Abgesehen von dem 1.100-Megawatt-Block Datteln 4 will der Energiekonzern Uniper seine restlichen Kohlekraftwerke in Deutschland bis 2025 abschalten – und sich den Ausstieg per Steinkohle-Auktion noch möglichst vergolden lassen.
"Vor dem Hintergrund der gesellschaftlichen Diskussionen über den Kohleausstieg in Deutschland hat Uniper sich entschieden, Verantwortung zu übernehmen und einen signifikanten Beitrag zum Erreichen der CO2-Reduktionsziele zu leisten", verkündete das Unternehmen im Januar 2020.
Für das Nachbarland Niederlande gilt die von Uniper beanspruchte Übernahme von Verantwortung offenbar nicht. Das Unternehmen, das dem finnischen Staatskonzern Fortum gehört, zieht gegen das niederländische Kohleausstiegsgesetz vor Gericht, wie es am Freitag publik machte.
Ab Anfang 2030 darf in den Niederlanden keine Kohle mehr verstromt werden. Zu dem Schritt sah sich die Regierung nach einem höchstrichterlichen Urteil gezwungen, das eine Anpassung der Klimaziele an das Paris-Abkommen verlangte. Betroffen ist nun davon auch das Uniper-Kraftwerk Maasvlakte 3 bei Rotterdam mit 1.070 Megawatt Leistung.
2016 offiziell in Betrieb genommen, kann die Anlage nach Uniper-Angaben für die Jahre bis 2030 nicht mehr auf andere Energieträger umgestellt werden. Deswegen müsse Uniper den Block nach nur rund 15 Jahren Betrieb stilllegen, ohne dass es dafür eine Entschädigung vom niederländischen Staat gebe. Die ist im dortigen Kohleausstieg nicht vorgesehen.
Deswegen und weil das Unternehmen seine Eigentumsrechte nicht wahrnehmen könne, hält Uniper das niederländische Gesetz für unausgewogen. Dabei ist Maasvlakte nach Ansicht von Uniper-Chef David Bryson "der perfekte Ort", um grünen Wasserstoff herzustellen.

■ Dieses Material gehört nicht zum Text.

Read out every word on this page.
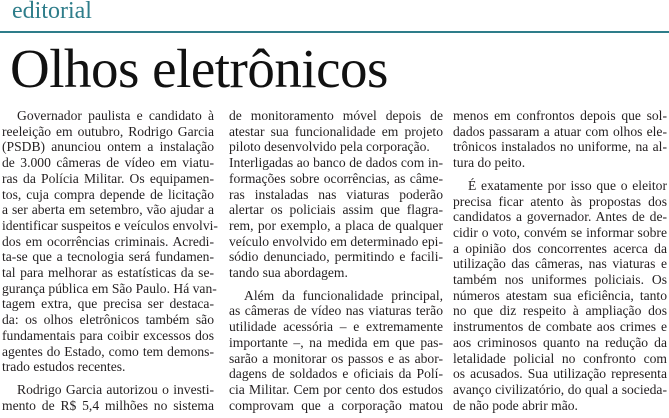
editorial
Olhos eletrônicos
Governador paulista e candidato à
reeleição em outubro, Rodrigo Garcia
(PSDB) anunciou ontem a instalação
de 3.000 câmeras de vídeo em viatu-
ras da Polícia Militar. Os equipamen-
tos, cuja compra depende de licitação
a ser aberta em setembro, vão ajudar a
identificar suspeitos e veículos envolvi-
dos em ocorrências criminais. Acredi-
ta-se que a tecnologia será fundamen-
tal para melhorar as estatísticas da se-
gurança pública em São Paulo. Há van-
tagem extra, que precisa ser destaca-
da: os olhos eletrônicos também são
fundamentais para coibir excessos dos
agentes do Estado, como tem demons-
trado estudos recentes.
Rodrigo Garcia autorizou o investi-
mento de R$ 5,4 milhões no sistema
de monitoramento móvel depois de
atestar sua funcionalidade em projeto
piloto desenvolvido pela corporação.
Interligadas ao banco de dados com in-
formações sobre ocorrências, as câme-
ras instaladas nas viaturas poderão
alertar os policiais assim que flagra-
rem, por exemplo, a placa de qualquer
veículo envolvido em determinado epi-
sódio denunciado, permitindo e facili-
tando sua abordagem.
Além da funcionalidade principal,
as câmeras de vídeo nas viaturas terão
utilidade acessória – e extremamente
importante –, na medida em que pas-
sarão a monitorar os passos e as abor-
dagens de soldados e oficiais da Polí-
cia Militar. Cem por cento dos estudos
comprovam que a corporação matou
menos em confrontos depois que sol-
dados passaram a atuar com olhos ele-
trônicos instalados no uniforme, na al-
tura do peito.
É exatamente por isso que o eleitor
precisa ficar atento às propostas dos
candidatos a governador. Antes de de-
cidir o voto, convém se informar sobre
a opinião dos concorrentes acerca da
utilização das câmeras, nas viaturas e
também nos uniformes policiais. Os
números atestam sua eficiência, tanto
no que diz respeito à ampliação dos
instrumentos de combate aos crimes e
aos criminosos quanto na redução da
letalidade policial no confronto com
os acusados. Sua utilização representa
avanço civilizatório, do qual a socieda-
de não pode abrir mão.
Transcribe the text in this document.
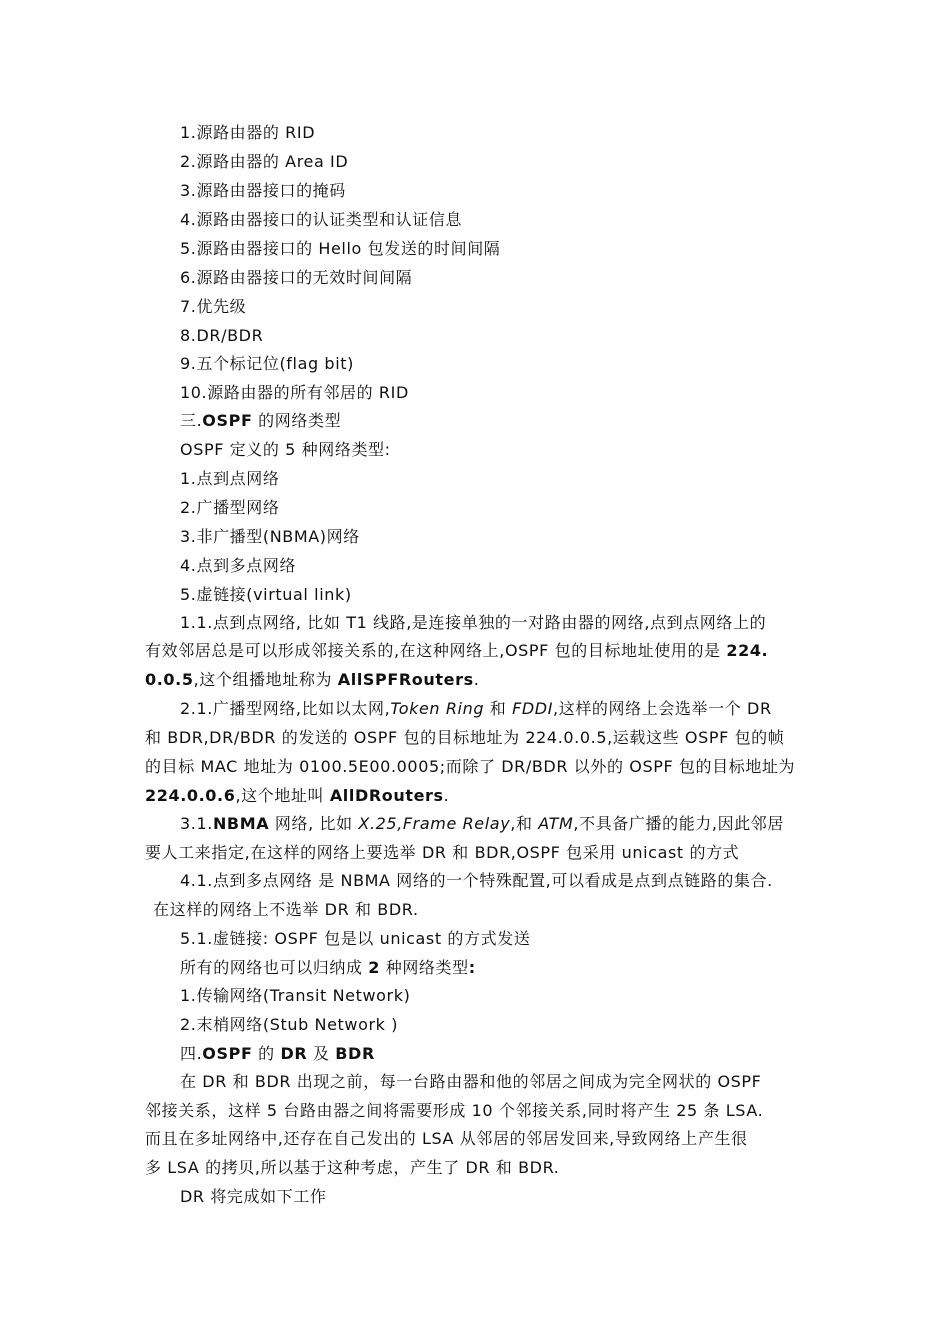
1.源路由器的 RID
2.源路由器的 Area ID
3.源路由器接口的掩码
4.源路由器接口的认证类型和认证信息
5.源路由器接口的 Hello 包发送的时间间隔
6.源路由器接口的无效时间间隔
7.优先级
8.DR/BDR
9.五个标记位(flag bit)
10.源路由器的所有邻居的 RID
三.OSPF 的网络类型
OSPF 定义的 5 种网络类型:
1.点到点网络
2.广播型网络
3.非广播型(NBMA)网络
4.点到多点网络
5.虚链接(virtual link)
1.1.点到点网络, 比如 T1 线路,是连接单独的一对路由器的网络,点到点网络上的
有效邻居总是可以形成邻接关系的,在这种网络上,OSPF 包的目标地址使用的是 224.
0.0.5,这个组播地址称为 AllSPFRouters.
2.1.广播型网络,比如以太网,Token Ring 和 FDDI,这样的网络上会选举一个 DR
和 BDR,DR/BDR 的发送的 OSPF 包的目标地址为 224.0.0.5,运载这些 OSPF 包的帧
的目标 MAC 地址为 0100.5E00.0005;而除了 DR/BDR 以外的 OSPF 包的目标地址为
224.0.0.6,这个地址叫 AllDRouters.
3.1.NBMA 网络, 比如 X.25,Frame Relay,和 ATM,不具备广播的能力,因此邻居
要人工来指定,在这样的网络上要选举 DR 和 BDR,OSPF 包采用 unicast 的方式
4.1.点到多点网络 是 NBMA 网络的一个特殊配置,可以看成是点到点链路的集合.
在这样的网络上不选举 DR 和 BDR.
5.1.虚链接: OSPF 包是以 unicast 的方式发送
所有的网络也可以归纳成 2 种网络类型:
1.传输网络(Transit Network)
2.末梢网络(Stub Network )
四.OSPF 的 DR 及 BDR
在 DR 和 BDR 出现之前，每一台路由器和他的邻居之间成为完全网状的 OSPF
邻接关系，这样 5 台路由器之间将需要形成 10 个邻接关系,同时将产生 25 条 LSA.
而且在多址网络中,还存在自己发出的 LSA 从邻居的邻居发回来,导致网络上产生很
多 LSA 的拷贝,所以基于这种考虑，产生了 DR 和 BDR.
DR 将完成如下工作
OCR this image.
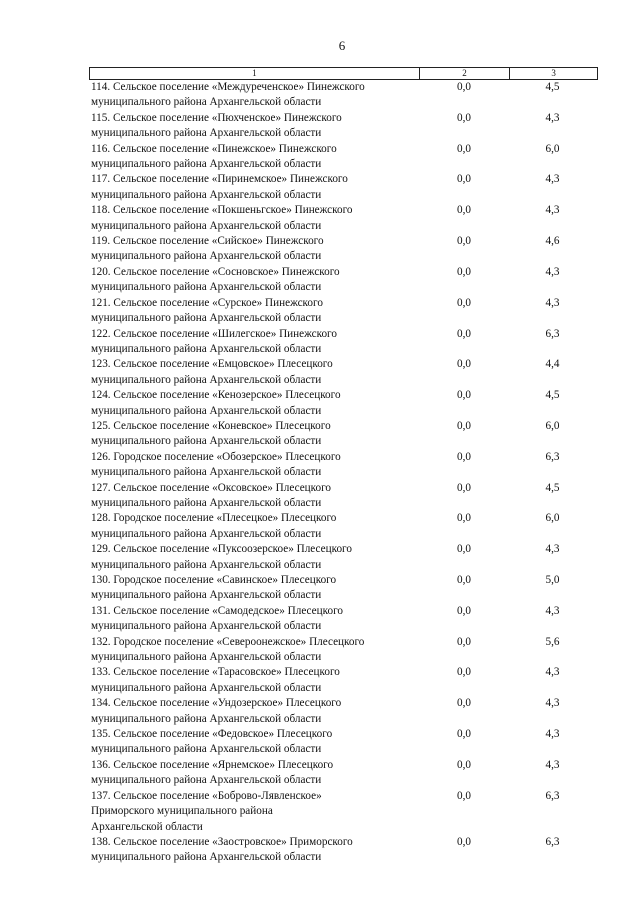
6
1	2	3
114. Сельское поселение «Междуреченское» Пинежского
муниципального района Архангельской области
0,0	4,5
115. Сельское поселение «Пюхченское» Пинежского
муниципального района Архангельской области
0,0	4,3
116. Сельское поселение «Пинежское» Пинежского
муниципального района Архангельской области
0,0	6,0
117. Сельское поселение «Пиринемское» Пинежского
муниципального района Архангельской области
0,0	4,3
118. Сельское поселение «Покшеньгское» Пинежского
муниципального района Архангельской области
0,0	4,3
119. Сельское поселение «Сийское» Пинежского
муниципального района Архангельской области
0,0	4,6
120. Сельское поселение «Сосновское» Пинежского
муниципального района Архангельской области
0,0	4,3
121. Сельское поселение «Сурское» Пинежского
муниципального района Архангельской области
0,0	4,3
122. Сельское поселение «Шилегское» Пинежского
муниципального района Архангельской области
0,0	6,3
123. Сельское поселение «Емцовское» Плесецкого
муниципального района Архангельской области
0,0	4,4
124. Сельское поселение «Кенозерское» Плесецкого
муниципального района Архангельской области
0,0	4,5
125. Сельское поселение «Коневское» Плесецкого
муниципального района Архангельской области
0,0	6,0
126. Городское поселение «Обозерское» Плесецкого
муниципального района Архангельской области
0,0	6,3
127. Сельское поселение «Оксовское» Плесецкого
муниципального района Архангельской области
0,0	4,5
128. Городское поселение «Плесецкое» Плесецкого
муниципального района Архангельской области
0,0	6,0
129. Сельское поселение «Пуксоозерское» Плесецкого
муниципального района Архангельской области
0,0	4,3
130. Городское поселение «Савинское» Плесецкого
муниципального района Архангельской области
0,0	5,0
131. Сельское поселение «Самодедское» Плесецкого
муниципального района Архангельской области
0,0	4,3
132. Городское поселение «Североонежское» Плесецкого
муниципального района Архангельской области
0,0	5,6
133. Сельское поселение «Тарасовское» Плесецкого
муниципального района Архангельской области
0,0	4,3
134. Сельское поселение «Ундозерское» Плесецкого
муниципального района Архангельской области
0,0	4,3
135. Сельское поселение «Федовское» Плесецкого
муниципального района Архангельской области
0,0	4,3
136. Сельское поселение «Ярнемское» Плесецкого
муниципального района Архангельской области
0,0	4,3
137. Сельское поселение «Боброво-Лявленское»
Приморского муниципального района
Архангельской области
0,0	6,3
138. Сельское поселение «Заостровское» Приморского
муниципального района Архангельской области
0,0	6,3
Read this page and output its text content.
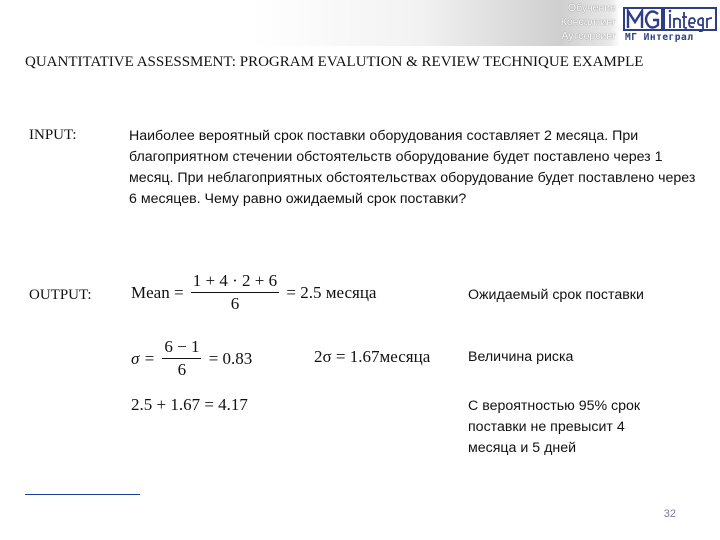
Обучение
Консалтинг
Аутсорсинг МГ Интеграл
QUANTITATIVE ASSESSMENT: PROGRAM EVALUTION & REVIEW TECHNIQUE EXAMPLE
INPUT:	Наиболее вероятный срок поставки оборудования составляет 2 месяца. При благоприятном стечении обстоятельств оборудование будет поставлено через 1 месяц. При неблагоприятных обстоятельствах оборудование будет поставлено через 6 месяцев. Чему равно ожидаемый срок поставки?
OUTPUT: Mean = $\frac{1 + 4 \cdot 2 + 6}{6} = 2.5$ месяца	Ожидаемый срок поставки
$\sigma = \frac{6 - 1}{6} = 0.83$	2σ = 1.67месяца	Величина риска
2.5 + 1.67 = 4.17	С вероятностью 95% срок поставки не превысит 4 месяца и 5 дней
32
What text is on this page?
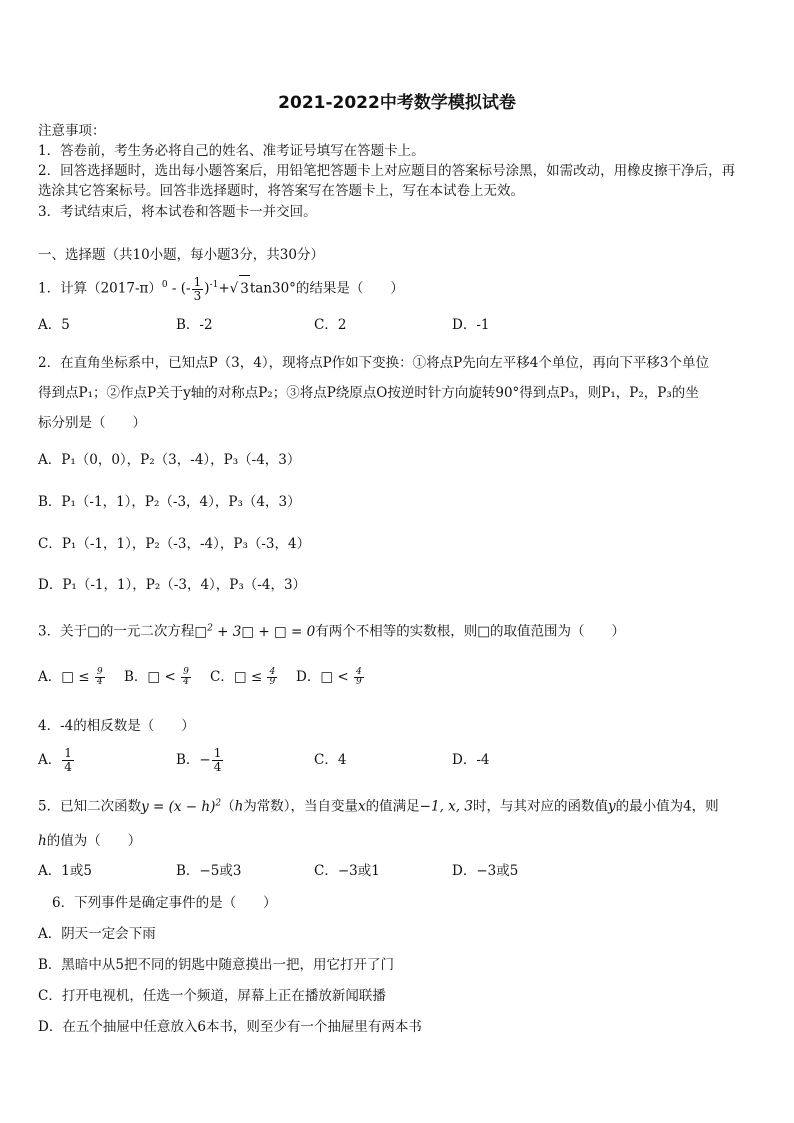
2021-2022中考数学模拟试卷
注意事项：
1．答卷前，考生务必将自己的姓名、准考证号填写在答题卡上。
2．回答选择题时，选出每小题答案后，用铅笔把答题卡上对应题目的答案标号涂黑，如需改动，用橡皮擦干净后，再
选涂其它答案标号。回答非选择题时，将答案写在答题卡上，写在本试卷上无效。
3．考试结束后，将本试卷和答题卡一并交回。
一、选择题（共10小题，每小题3分，共30分）
1．计算$(2017-\pi)^0$ - (- $\frac{1}{3} )^{-1}+√$ 3tan30°的结果是（　　）
A．5	B．-2	C．2	D．-1
2．在直角坐标系中，已知点P（3，4），现将点P作如下变换：①将点P先向左平移4个单位，再向下平移3个单位
得到点P₁；②作点P关于y轴的对称点P₂；③将点P绕原点O按逆时针方向旋转90°得到点P₃，则P₁，P₂，P₃的坐
标分别是（　　）
A．P₁（0，0），P₂（3，-4），P₃（-4，3）
B．P₁（-1，1），P₂（-3，4），P₃（4，3）
C．P₁（-1，1），P₂（-3，-4），P₃（-3，4）
D．P₁（-1，1），P₂（-3，4），P₃（-4，3）
3．关于□的一元二次方程□$^2$ + 3□ + □ = 0有两个不相等的实数根，则□的取值范围为（　　）
A．□ ≤ $\frac{9}{4}$ B．□ < $\frac{9}{4}$ C．□ ≤ $\frac{4}{9}$ D．□ < $\frac{4}{9}$
4．-4的相反数是（　　）
A． $\frac{1}{4}$	B．− $\frac{1}{4}$	C．4	D．-4
5．已知二次函数$y = (x - h)^2(h$为常数），当自变量x的值满足−1, x, 3时，与其对应的函数值y的最小值为4，则
h的值为（　　）
A．1或5	B．−5或3	C．−3或1	D．−3或5
6．下列事件是确定事件的是（　　）
A．阴天一定会下雨
B．黑暗中从5把不同的钥匙中随意摸出一把，用它打开了门
C．打开电视机，任选一个频道，屏幕上正在播放新闻联播
D．在五个抽屉中任意放入6本书，则至少有一个抽屉里有两本书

Uniper strebe nun ein "Urteil durch unabhängige Gerichte" an, um klären zu lassen, ob das Gesetz ohne die Entschädigung "legitim" sei. Als ersten Schritt hat Uniper vor einem Gericht in Den Haag eine Klage gegen den niederländischen Staat eingereicht.
Fossile Fehlinvestitionen mit Steuergeld kompensieren?
Eine Klage vor dem Weltbank-Schiedsgericht ICSID in Washington soll in der kommenden Woche folgen, wie ein Konzernsprecher ankündigte. Möglich ist das aufgrund des Energiecharta-Vertrages, der 1998 in Kraft trat und dem über 50 Staaten beigetreten sind, auch Deutschland und die EU.
Mit dem Rückgriff auf den Energiecharta-Vertrag hat der Uniper-Eigner Fortum für Sebastian Rötters von der Umweltorganisation Urgewald "sein wahres Gesicht gezeigt". Der Energiewirtschaftsexperte macht darauf aufmerksam, dass Fortum erst vor wenigen Tagen die Führung bei Uniper ausgetauscht hat.
Rötters: "Mit den Fortum-Managern am Steuer verklagt Uniper nun den niederländischen Staat wegen seines mit Ach und Krach Paris-kompatiblen Kohleausstiegs." Die Kohle-Investitionsentscheidungen bei Uniper wolle Fortum nun offenbar mit Steuergeldern kompensieren.
Vor zwei Monaten hatte bereits RWE die Niederlande wegen des Kohleausstiegs verklagt. Der deutsche Stromkonzern betreibt dort zwei Steinkohlekraftwerke, in Geertruidenberg südöstlich von Rotterdam sowie in Eemshaven an der Nordseeküste. Diese müssen nach dem niederländischen Ausstiegsplan 2025 und 2030 vom Netz gehen. Das erste Kraftwerk läuft seit 1994, das zweite erst seit 2015.
RWE unterstütze die Energiewende im Nachbarland, erklärte der Essener Konzern anlässlich der Klage. Allerdings sehe das vom niederländischen Parlament verabschiedete Gesetz – anders als das deutsche Kohleausstiegsgesetz – "für diesen Eingriff in das Eigentum der Unternehmen keine adäquate Kompensation vor". Das sei nicht rechtens.
Im Unterschied zu Uniper hat RWE seine Klage sofort aufgrund der Energiecharta beim ICSID eingereicht.